Thursday, December 27, 2012

Write a Review!

      “Please, write a review!”  An automated email plopped into my inbox soon after Christmas day, following on the heels of an online gift card purchase at  Reflexive orders from online stores are becoming more and more common these days, as online shopping becomes more main-stream and relatives turn to gift cards to relieve holiday pressure, spurring growth in the ever-helpful, yet sometimes misleading system of customer reviews.  As indicated by the annoying emails, anyone can author such a review, many times resulting in unintended good humor. 
      Often, especially on outdoor supplies stores’ websites, I’ve found, patrons take much enjoyment out of relating stories from the field.  Proud owners of expensive gear are sure to specify that “the deer tried to eat the foliage from my ‘ScentBlocker Protec XT, Mossy Oak Break Up’ camo jacket!,” or that “the fish followed our boat around the lake to get some more of the ‘Berkley Powerbait’ Something Or Other.”  Sure they did.
      Equally entertaining is the customer who clearly displays his lack of knowledge of the product that they invested several hundred dollars in.  “The rod was broken in four pieces, in the package!,” read one of my favorites, written in ignorant vengeance by the unknowing, lucky owner of a four-piece Sage fly rod.
      A small minority—for whom I am very thankful—take the time to include lengthy stories with their enthusiastic thumbs-up or thumbs-down, meandering slowly to the point at which the featured product makes its decisive entrance into the plot.  In particular, I have in mind a certain testimony I read concerning a deer call that was new on the market a few years ago.

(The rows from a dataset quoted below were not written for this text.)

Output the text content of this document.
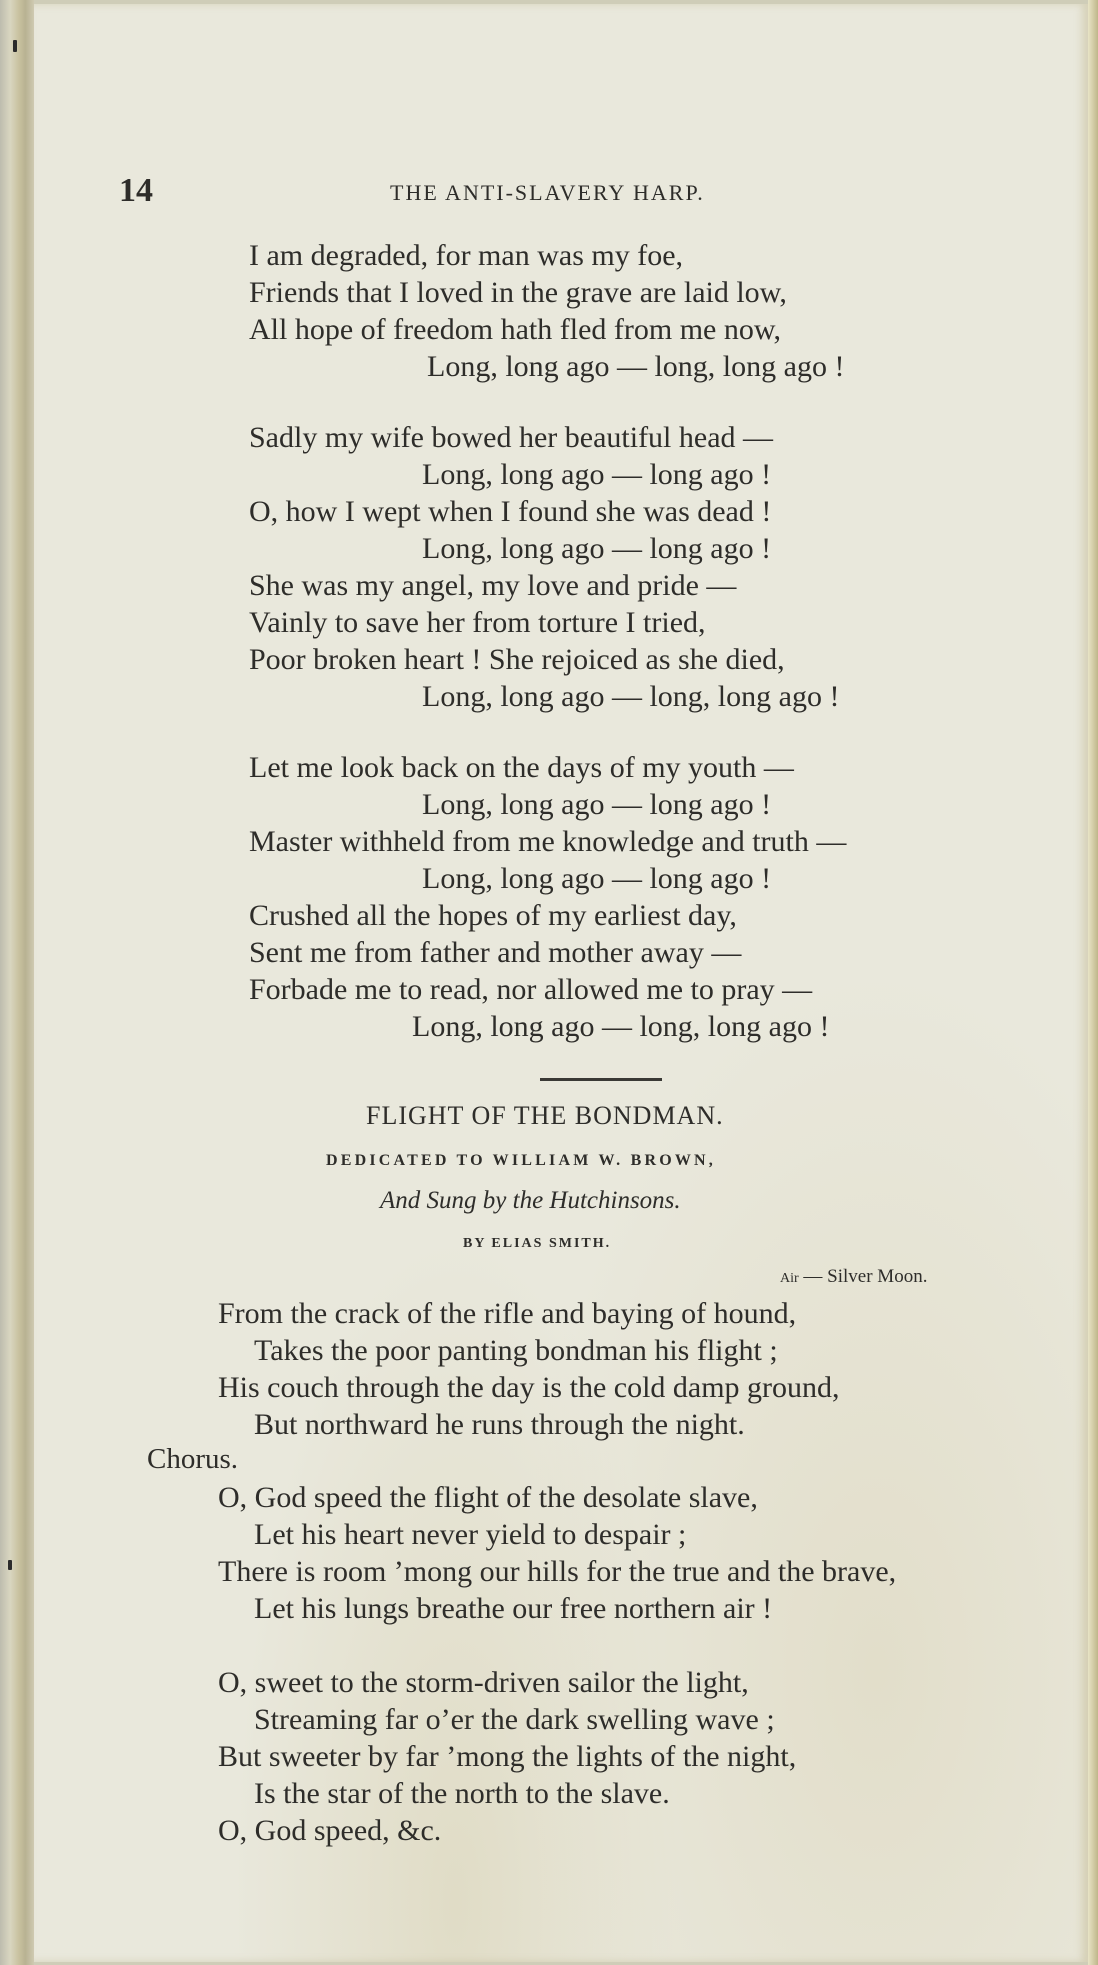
14	THE ANTI-SLAVERY HARP.
I am degraded, for man was my foe,
Friends that I loved in the grave are laid low,
All hope of freedom hath fled from me now,
Long, long ago — long, long ago !
Sadly my wife bowed her beautiful head —
Long, long ago — long ago !
O, how I wept when I found she was dead !
Long, long ago — long ago !
She was my angel, my love and pride —
Vainly to save her from torture I tried,
Poor broken heart ! She rejoiced as she died,
Long, long ago — long, long ago !
Let me look back on the days of my youth —
Long, long ago — long ago !
Master withheld from me knowledge and truth —
Long, long ago — long ago !
Crushed all the hopes of my earliest day,
Sent me from father and mother away —
Forbade me to read, nor allowed me to pray —
Long, long ago — long, long ago !
FLIGHT OF THE BONDMAN.
DEDICATED TO WILLIAM W. BROWN,
And Sung by the Hutchinsons.
BY ELIAS SMITH.
Air — Silver Moon.
From the crack of the rifle and baying of hound,
Takes the poor panting bondman his flight ;
His couch through the day is the cold damp ground,
But northward he runs through the night.
Chorus.
O, God speed the flight of the desolate slave,
Let his heart never yield to despair ;
There is room ’mong our hills for the true and the brave,
Let his lungs breathe our free northern air !
O, sweet to the storm-driven sailor the light,
Streaming far o’er the dark swelling wave ;
But sweeter by far ’mong the lights of the night,
Is the star of the north to the slave.
O, God speed, &c.
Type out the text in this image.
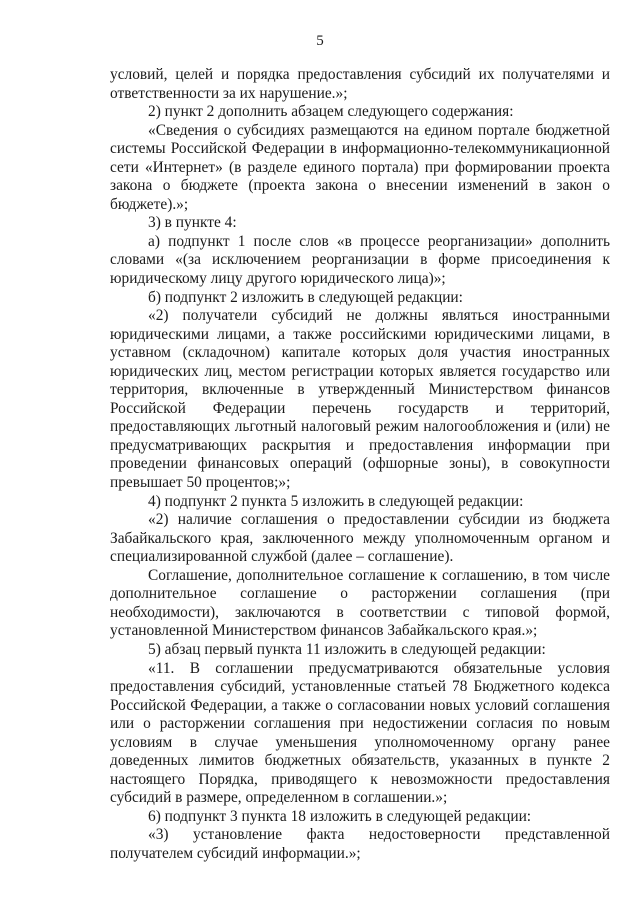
5

условий, целей и порядка предоставления субсидий их получателями и ответственности за их нарушение.»;

2) пункт 2 дополнить абзацем следующего содержания:

«Сведения о субсидиях размещаются на едином портале бюджетной системы Российской Федерации в информационно-телекоммуникационной сети «Интернет» (в разделе единого портала) при формировании проекта закона о бюджете (проекта закона о внесении изменений в закон о бюджете).»;

3) в пункте 4:

а) подпункт 1 после слов «в процессе реорганизации» дополнить словами «(за исключением реорганизации в форме присоединения к юридическому лицу другого юридического лица)»;

б) подпункт 2 изложить в следующей редакции:

«2) получатели субсидий не должны являться иностранными юридическими лицами, а также российскими юридическими лицами, в уставном (складочном) капитале которых доля участия иностранных юридических лиц, местом регистрации которых является государство или территория, включенные в утвержденный Министерством финансов Российской Федерации перечень государств и территорий, предоставляющих льготный налоговый режим налогообложения и (или) не предусматривающих раскрытия и предоставления информации при проведении финансовых операций (офшорные зоны), в совокупности превышает 50 процентов;»;

4) подпункт 2 пункта 5 изложить в следующей редакции:

«2) наличие соглашения о предоставлении субсидии из бюджета Забайкальского края, заключенного между уполномоченным органом и специализированной службой (далее – соглашение).

Соглашение, дополнительное соглашение к соглашению, в том числе дополнительное соглашение о расторжении соглашения (при необходимости), заключаются в соответствии с типовой формой, установленной Министерством финансов Забайкальского края.»;

5) абзац первый пункта 11 изложить в следующей редакции:

«11. В соглашении предусматриваются обязательные условия предоставления субсидий, установленные статьей 78 Бюджетного кодекса Российской Федерации, а также о согласовании новых условий соглашения или о расторжении соглашения при недостижении согласия по новым условиям в случае уменьшения уполномоченному органу ранее доведенных лимитов бюджетных обязательств, указанных в пункте 2 настоящего Порядка, приводящего к невозможности предоставления субсидий в размере, определенном в соглашении.»;

6) подпункт 3 пункта 18 изложить в следующей редакции:

«3) установление факта недостоверности представленной получателем субсидий информации.»;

      Hunter’s Specialties’ “The Kruncher” claimed to relax deer with the confidence sound of crunching acorns.  A gimmick?  Maybe.  That’s exactly why I checked into the reviews on
      After reading one, and sorting through the rest of the monotonous opinions left by southern deer hunters, one posted by an Idahoan elk hunter caught my eye.  The story started when the call arrived in a package via mail, and continued as the man awoke on the morning of the hunt, hiked to a high knoll on a neighboring, avoiding his neighbor’s llama farm, and taking a seat to implement “The Kruncher.”  It was unusually well-written considering the context.  The man may have fancied himself an outdoor writer had it not been for what lay at the bottom of the page.  Much to the author’s pleasure, “The Kruncher” relaxed completely the cow elk in the area, and it wasn’t long before a tall, solid specimen wandered to within range.  With a clean rifle shot, the animal went down without a struggle, and I, the reader, was relieved of the built-up tension.  As a satisfying end to the hunter’s chase, there, at the bottom of the page, in all its ironic glory, was an inserted picture of his harvest—a large, solid, and bloodied, llama.

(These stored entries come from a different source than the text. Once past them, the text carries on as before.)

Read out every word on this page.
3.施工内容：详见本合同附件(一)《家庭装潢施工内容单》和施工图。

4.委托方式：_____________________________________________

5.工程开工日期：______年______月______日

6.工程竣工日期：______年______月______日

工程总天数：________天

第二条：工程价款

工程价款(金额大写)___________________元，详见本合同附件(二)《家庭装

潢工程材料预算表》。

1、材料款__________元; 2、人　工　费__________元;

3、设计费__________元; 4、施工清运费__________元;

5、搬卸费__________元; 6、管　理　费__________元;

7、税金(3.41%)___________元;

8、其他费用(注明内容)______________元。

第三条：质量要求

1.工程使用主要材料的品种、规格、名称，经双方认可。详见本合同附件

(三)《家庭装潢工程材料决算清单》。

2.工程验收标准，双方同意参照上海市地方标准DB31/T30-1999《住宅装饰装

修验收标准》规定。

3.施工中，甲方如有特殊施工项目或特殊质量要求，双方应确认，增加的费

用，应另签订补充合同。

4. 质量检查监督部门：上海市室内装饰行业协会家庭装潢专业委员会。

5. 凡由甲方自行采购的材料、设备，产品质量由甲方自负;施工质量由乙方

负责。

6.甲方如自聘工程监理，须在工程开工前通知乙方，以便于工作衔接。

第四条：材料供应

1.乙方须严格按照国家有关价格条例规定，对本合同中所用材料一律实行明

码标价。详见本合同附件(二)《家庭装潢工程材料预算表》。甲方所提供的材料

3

      Now this greatly relieved some of the stress built-up from exams prior to the Christmas break, and I soon felt airy and had a new appreciation for common sense.  Unfortunately, the humorous saga was flagged as inappropriate by some concerned citizen, and my hidden treasure was promptly taken down from the site.  I did eventually purchase a “Kruncher,” but never did I have the same luck as did the comedic Idahoan.  But oh well, I’ve never heard too much good about llama meat, anyway.